Although it is not easy to pin the blame either on Puntland or Galmudug for starting the Galkayo confrontation, it is important to note that the FGS has airlifted wounded Galmudug soldiers to Saudi Arabia for medical treatment, but has denied wounded Puntland soldiers a similar medical facilitation. This federal government decision could lead to state-wide demonstrations in Puntland and possible derailing of the presidential elections to take place in November. If the latter scenario comes to pass, it might lead to extension of the FGS’s term in office.
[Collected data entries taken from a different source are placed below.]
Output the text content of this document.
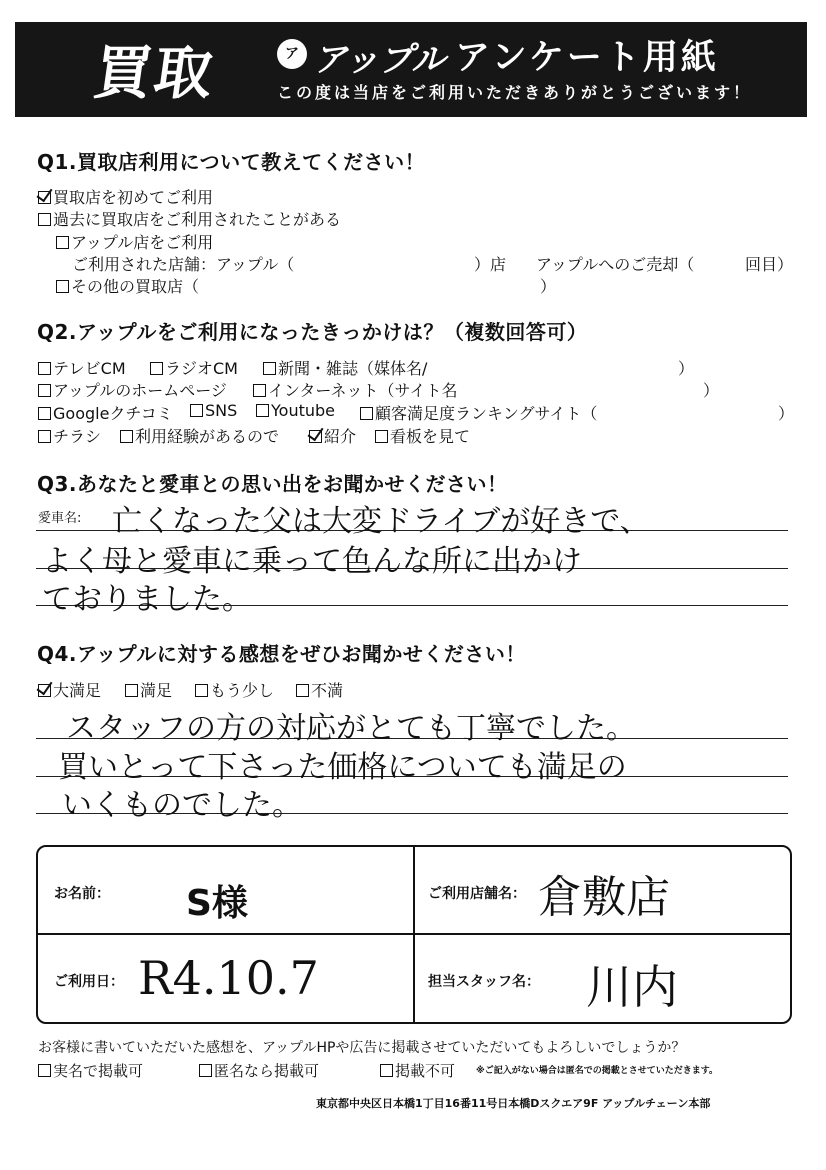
買取	ア アップル アンケート用紙
この度は当店をご利用いただきありがとうございます！
Q1.買取店利用について教えてください！
買取店を初めてご利用
過去に買取店をご利用されたことがある
アップル店をご利用
ご利用された店舗：アップル（	）店 アップルへのご売却（	回目）
その他の買取店（	）
Q2.アップルをご利用になったきっかけは？（複数回答可）
テレビCM	ラジオCM	新聞・雑誌（媒体名/	）
アップルのホームページ	インターネット（サイト名	）
Googleクチコミ	SNS	Youtube	顧客満足度ランキングサイト（	）
チラシ	利用経験があるので	紹介	看板を見て
Q3.あなたと愛車との思い出をお聞かせください！
愛車名: 亡くなった父は大変ドライブが好きで、
よく母と愛車に乗って色んな所に出かけ
ておりました。
Q4.アップルに対する感想をぜひお聞かせください！
大満足	満足	もう少し	不満
スタッフの方の対応がとても丁寧でした。
買いとって下さった価格についても満足の
いくものでした。
お名前： S様	ご利用店舗名： 倉敷店
ご利用日： R4.10.7	担当スタッフ名： 川内
お客様に書いていただいた感想を、アップルHPや広告に掲載させていただいてもよろしいでしょうか？
実名で掲載可	匿名なら掲載可	掲載不可 ※ご記入がない場合は匿名での掲載とさせていただきます。
東京都中央区日本橋1丁目16番11号日本橋Dスクエア9F アップルチェーン本部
There is little doubt that the federalism project in Somalia has hit a major snag if federal leaders turn out to be partial or lack legitimacy nationwide. It may sound far-fetched to blame a federal government with no national army for failing to contain the conflict in Mudug region. Its status as a permanent government formed in 2012 entitles it to be seen as the sole representative of Somalia in the international fora.
With this privilege comes higher expectations, despite the absence of governmental capacity and willingness to build consensus among political stakeholders in federal member states.